Small rodents in southeast Nebraska were trapped and sampled at eight study sites using live capture traps. Captured rodents were assessed for active parasitism by ticks which were collected and placed in alcohol. Tissue samples were then taken and analyzed using PCR for Rickettsia rickettsii and Borrelia sp. spirochetes. All 504 ticks collected from the 212 various rodents were identified as either larval or nymphal American dog ticks, Dermacentor variabilis (Say). Infestation prevalence was 51% (109/212) total with highest prevalence seen in Peromyscus maniculatus (58%), Peromyscus leucopus (51%) and Mus musculus (35%). No evidence of either pathogen was identified by PCR.

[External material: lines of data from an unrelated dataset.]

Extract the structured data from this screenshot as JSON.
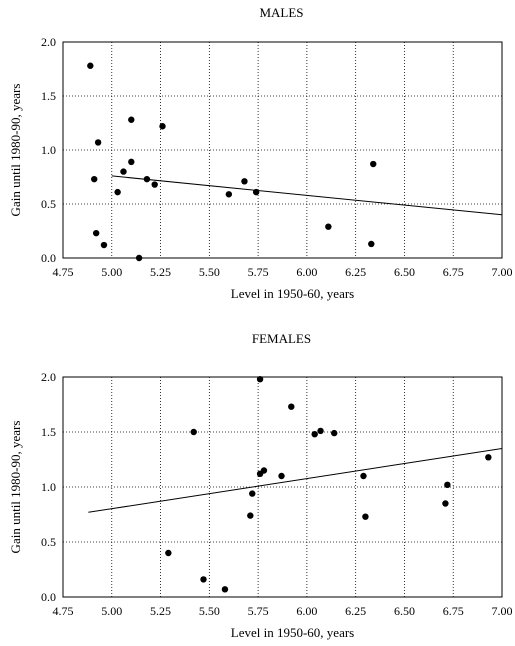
{
  "chart_data": [
    {
      "type": "scatter",
      "title": "MALES",
      "xlabel": "Level in 1950-60, years",
      "ylabel": "Gain until 1980-90, years",
      "xlim": [
        4.75,
        7.0
      ],
      "ylim": [
        0.0,
        2.0
      ],
      "xticks": [
        "4.75",
        "5.00",
        "5.25",
        "5.50",
        "5.75",
        "6.00",
        "6.25",
        "6.50",
        "6.75",
        "7.00"
      ],
      "yticks": [
        "0.0",
        "0.5",
        "1.0",
        "1.5",
        "2.0"
      ],
      "grid": true,
      "points": [
        {
          "x": 4.89,
          "y": 1.78
        },
        {
          "x": 4.91,
          "y": 0.73
        },
        {
          "x": 4.92,
          "y": 0.23
        },
        {
          "x": 4.93,
          "y": 1.07
        },
        {
          "x": 4.96,
          "y": 0.12
        },
        {
          "x": 5.03,
          "y": 0.61
        },
        {
          "x": 5.06,
          "y": 0.8
        },
        {
          "x": 5.1,
          "y": 1.28
        },
        {
          "x": 5.1,
          "y": 0.89
        },
        {
          "x": 5.14,
          "y": 0.0
        },
        {
          "x": 5.18,
          "y": 0.73
        },
        {
          "x": 5.22,
          "y": 0.68
        },
        {
          "x": 5.26,
          "y": 1.22
        },
        {
          "x": 5.6,
          "y": 0.59
        },
        {
          "x": 5.68,
          "y": 0.71
        },
        {
          "x": 5.74,
          "y": 0.61
        },
        {
          "x": 6.11,
          "y": 0.29
        },
        {
          "x": 6.33,
          "y": 0.13
        },
        {
          "x": 6.34,
          "y": 0.87
        }
      ],
      "trendline": {
        "x": [
          5.0,
          7.0
        ],
        "y": [
          0.76,
          0.4
        ]
      }
    },
    {
      "type": "scatter",
      "title": "FEMALES",
      "xlabel": "Level in 1950-60, years",
      "ylabel": "Gain until 1980-90, years",
      "xlim": [
        4.75,
        7.0
      ],
      "ylim": [
        0.0,
        2.0
      ],
      "xticks": [
        "4.75",
        "5.00",
        "5.25",
        "5.50",
        "5.75",
        "6.00",
        "6.25",
        "6.50",
        "6.75",
        "7.00"
      ],
      "yticks": [
        "0.0",
        "0.5",
        "1.0",
        "1.5",
        "2.0"
      ],
      "grid": true,
      "points": [
        {
          "x": 5.29,
          "y": 0.4
        },
        {
          "x": 5.42,
          "y": 1.5
        },
        {
          "x": 5.47,
          "y": 0.16
        },
        {
          "x": 5.58,
          "y": 0.07
        },
        {
          "x": 5.71,
          "y": 0.74
        },
        {
          "x": 5.72,
          "y": 0.94
        },
        {
          "x": 5.76,
          "y": 1.98
        },
        {
          "x": 5.76,
          "y": 1.12
        },
        {
          "x": 5.78,
          "y": 1.15
        },
        {
          "x": 5.87,
          "y": 1.1
        },
        {
          "x": 5.92,
          "y": 1.73
        },
        {
          "x": 6.04,
          "y": 1.48
        },
        {
          "x": 6.07,
          "y": 1.51
        },
        {
          "x": 6.14,
          "y": 1.49
        },
        {
          "x": 6.29,
          "y": 1.1
        },
        {
          "x": 6.3,
          "y": 0.73
        },
        {
          "x": 6.71,
          "y": 0.85
        },
        {
          "x": 6.72,
          "y": 1.02
        },
        {
          "x": 6.93,
          "y": 1.27
        }
      ],
      "trendline": {
        "x": [
          4.88,
          7.0
        ],
        "y": [
          0.77,
          1.35
        ]
      }
    }
  ]
}
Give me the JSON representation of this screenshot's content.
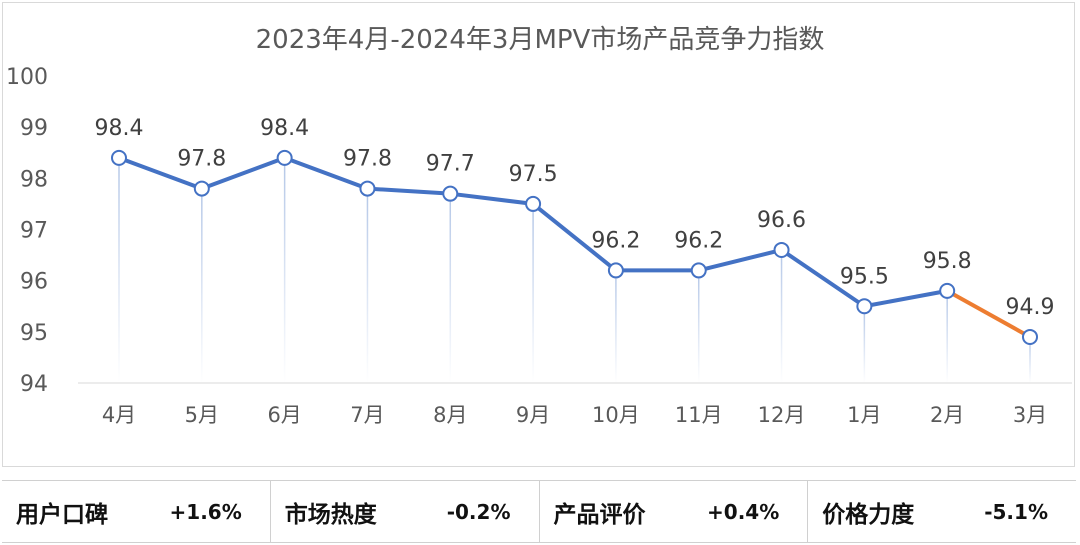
{
  "chart_data": {
    "type": "line",
    "title": "2023年4月-2024年3月MPV市场产品竞争力指数",
    "categories": [
      "4月",
      "5月",
      "6月",
      "7月",
      "8月",
      "9月",
      "10月",
      "11月",
      "12月",
      "1月",
      "2月",
      "3月"
    ],
    "series": [
      {
        "values": [
          98.4,
          97.8,
          98.4,
          97.8,
          97.7,
          97.5,
          96.2,
          96.2,
          96.6,
          95.5,
          95.8,
          94.9
        ]
      }
    ],
    "data_labels": [
      "98.4",
      "97.8",
      "98.4",
      "97.8",
      "97.7",
      "97.5",
      "96.2",
      "96.2",
      "96.6",
      "95.5",
      "95.8",
      "94.9"
    ],
    "ylim": [
      94,
      100
    ],
    "yticks": [
      94,
      95,
      96,
      97,
      98,
      99,
      100
    ],
    "grid": false,
    "colors": {
      "line": "#4472c4",
      "last_segment": "#ed7d31",
      "droplines": "#b4c7e7"
    }
  },
  "stats": [
    {
      "label": "用户口碑",
      "value": "+1.6%"
    },
    {
      "label": "市场热度",
      "value": "-0.2%"
    },
    {
      "label": "产品评价",
      "value": "+0.4%"
    },
    {
      "label": "价格力度",
      "value": "-5.1%"
    }
  ]
}
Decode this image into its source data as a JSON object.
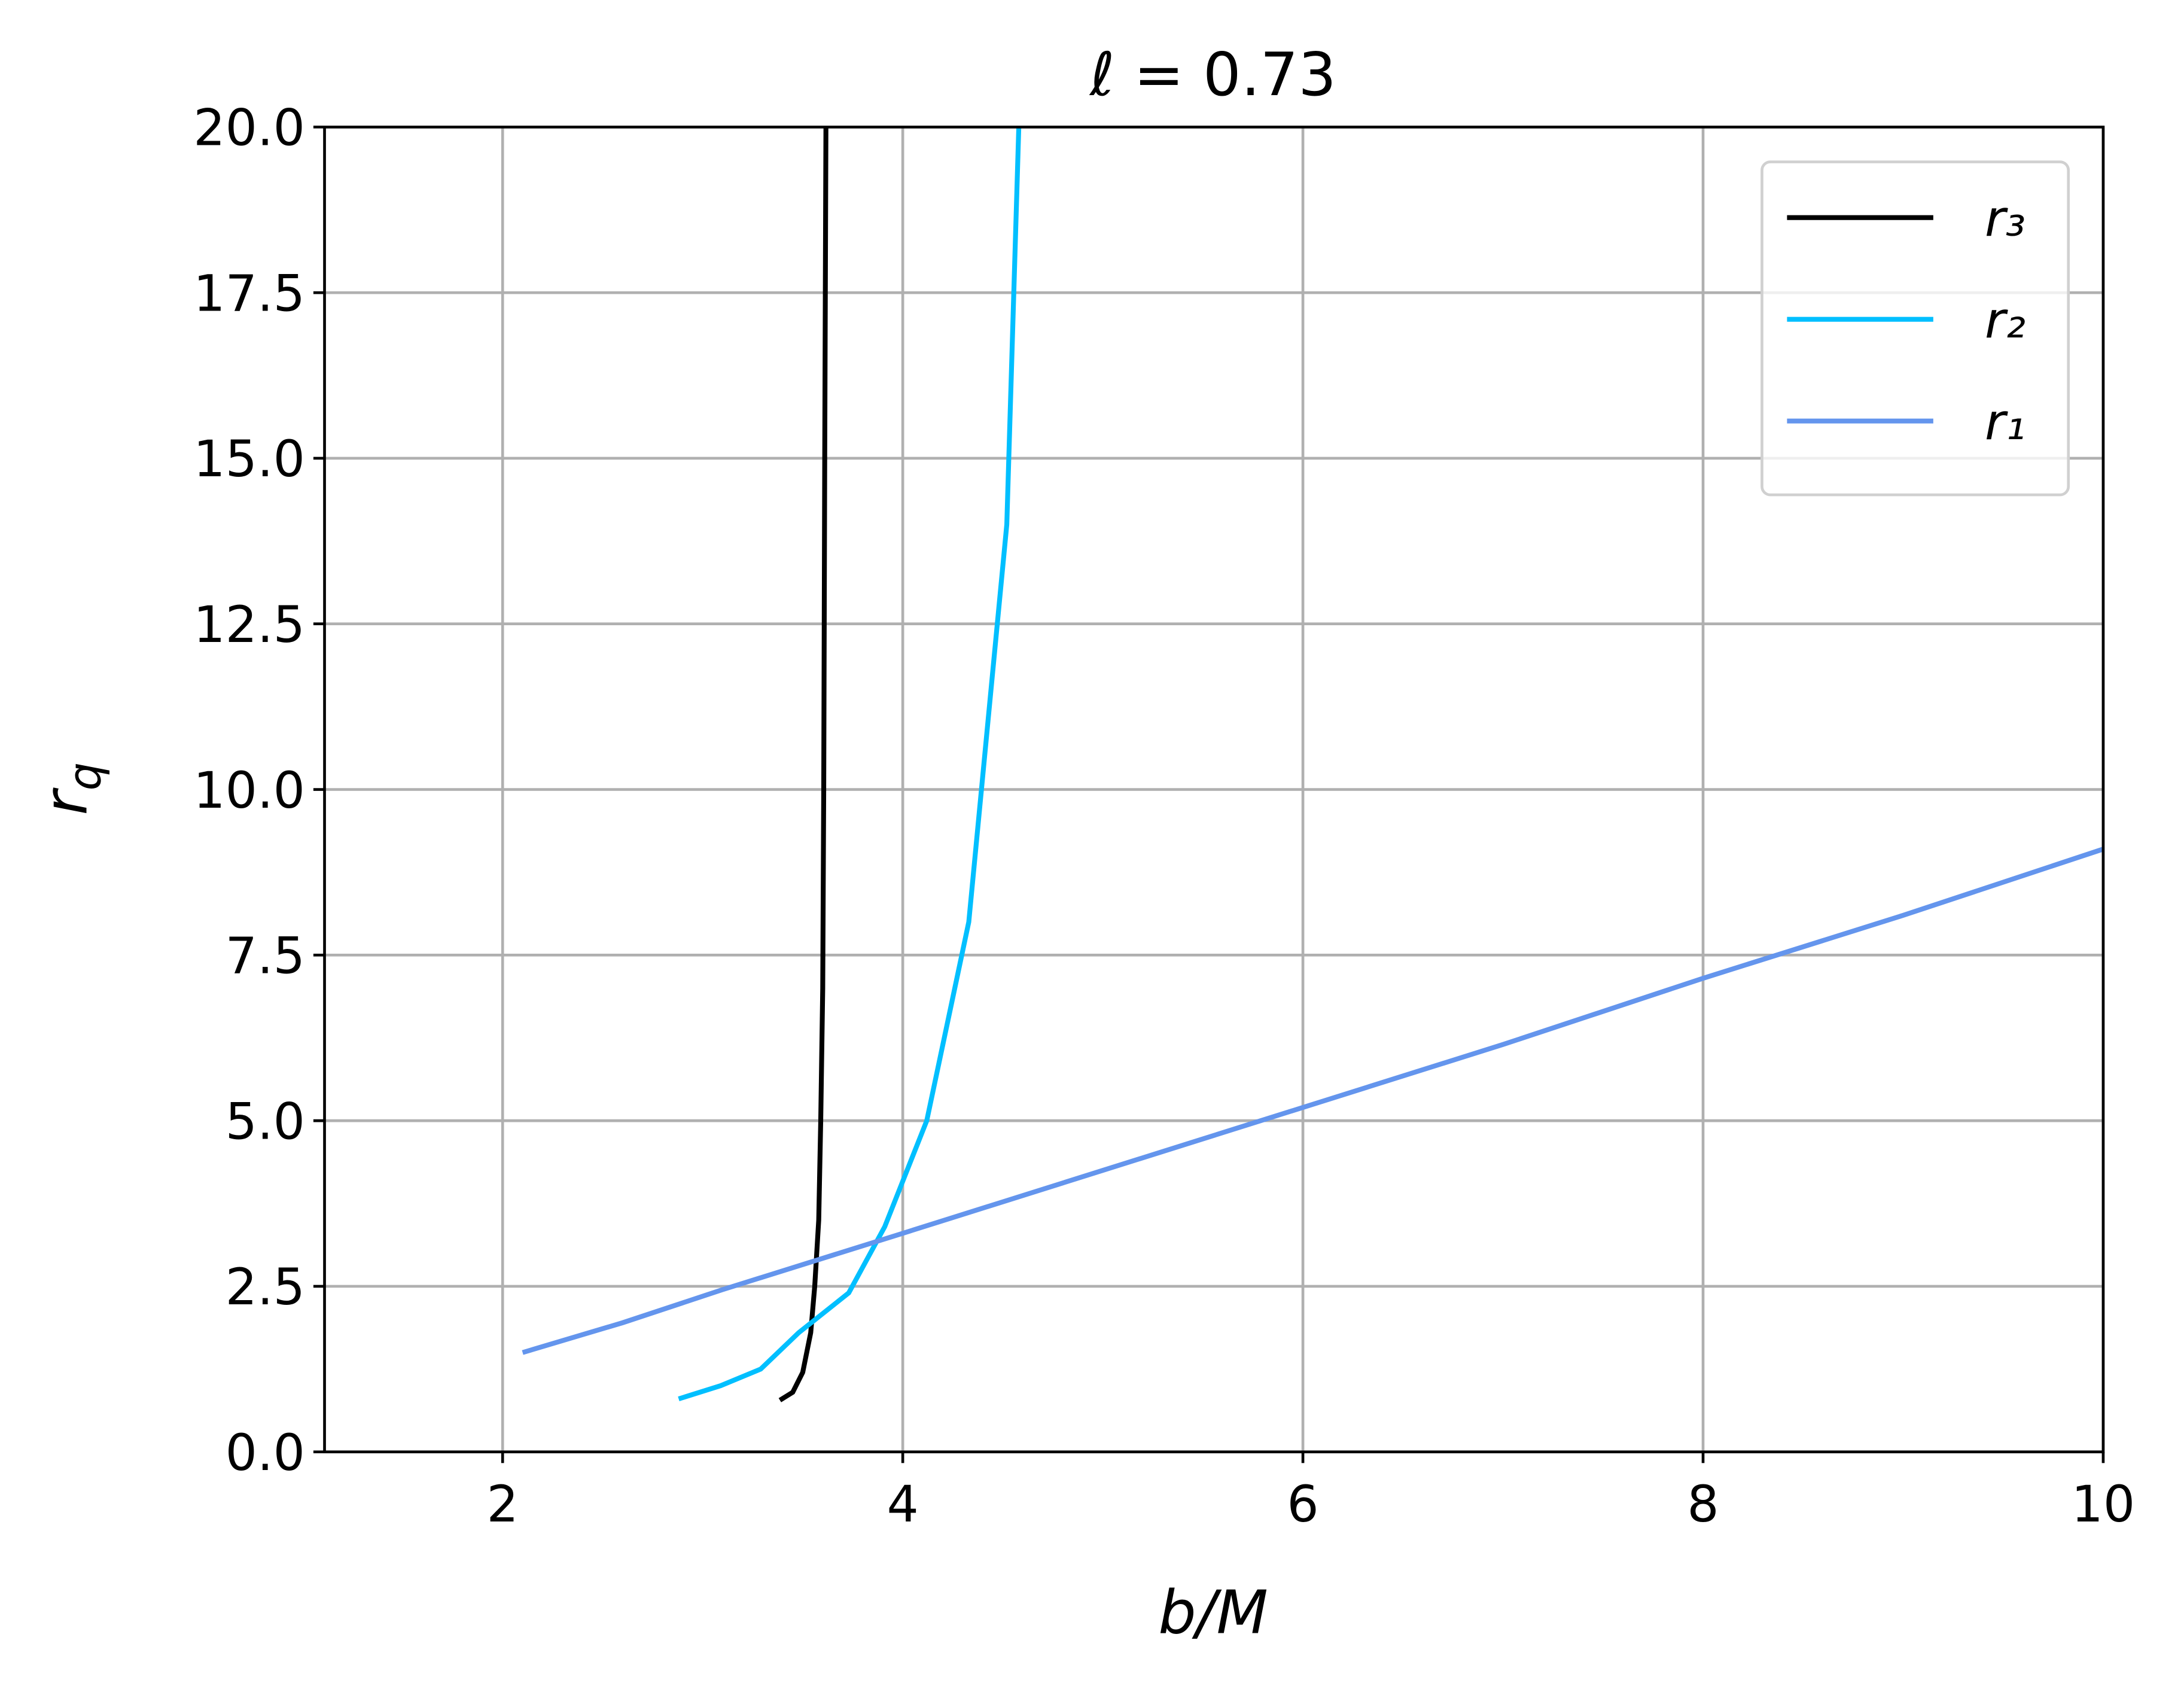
{
  "chart_data": {
    "type": "line",
    "title": "ℓ = 0.73",
    "xlabel": "b/M",
    "ylabel": "rq",
    "xlim": [
      1.11,
      10
    ],
    "ylim": [
      0,
      20
    ],
    "xticks": [
      2,
      4,
      6,
      8,
      10
    ],
    "yticks": [
      {
        "value": 0,
        "label": "0.0"
      },
      2.5,
      {
        "value": 5,
        "label": "5.0"
      },
      7.5,
      {
        "value": 10,
        "label": "10.0"
      },
      12.5,
      {
        "value": 15,
        "label": "15.0"
      },
      17.5,
      {
        "value": 20,
        "label": "20.0"
      }
    ],
    "grid": true,
    "legend": "upper right",
    "series": [
      {
        "name": "r₃",
        "color": "#000000",
        "x": [
          3.386,
          3.45,
          3.5,
          3.54,
          3.56,
          3.58,
          3.59,
          3.6,
          3.605,
          3.61,
          3.616
        ],
        "values": [
          0.78,
          0.9,
          1.2,
          1.8,
          2.5,
          3.5,
          5.0,
          7.0,
          10.0,
          15.0,
          20.0
        ]
      },
      {
        "name": "r₂",
        "color": "#00bfff",
        "x": [
          2.88,
          3.09,
          3.29,
          3.48,
          3.73,
          3.91,
          4.12,
          4.33,
          4.52,
          4.58
        ],
        "values": [
          0.8,
          1.0,
          1.25,
          1.8,
          2.4,
          3.4,
          5.0,
          8.0,
          14.0,
          20.0
        ]
      },
      {
        "name": "r₁",
        "color": "#6495ed",
        "x": [
          2.1,
          2.6,
          3.1,
          4,
          5,
          6,
          7,
          8,
          9,
          10
        ],
        "values": [
          1.5,
          1.95,
          2.45,
          3.3,
          4.25,
          5.2,
          6.15,
          7.15,
          8.1,
          9.1
        ]
      }
    ]
  }
}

Retropharyngeal lymph node samples from across Nebraska were taken from hunter-killed deer during the open rifle season and analyzed for the presence of Ehrlichia chaffeensis and Borrelia sp. spirochetes by PCR. Lymph node samples from southeast Nebraska, south-central Nebraska, and mid-central Nebraska were selected for analysis. Ehrlichia chaffeensis was identified in lymph node samples from all three study sets. Southeast Nebraska had 10 positive samples (10/49 – 20%), south-central had 14 positive samples (14/50 – 28%) and mid-central had one positive result (1/50 – 2%). The overall prevalence from all localities tested was 17% (25/149). No positive PCR samples were identified containing Borrelia sp. DNA.
This study demonstrates that lone star tick-associated pathogens are present in Nebraska wildlife. Transmission of these pathogens is probable as white-tailed deer are reservoirs for some of the pathogens demonstrated in this study. Further epidemiological and ecological studies are warranted as these organisms are of veterinary and public health importance.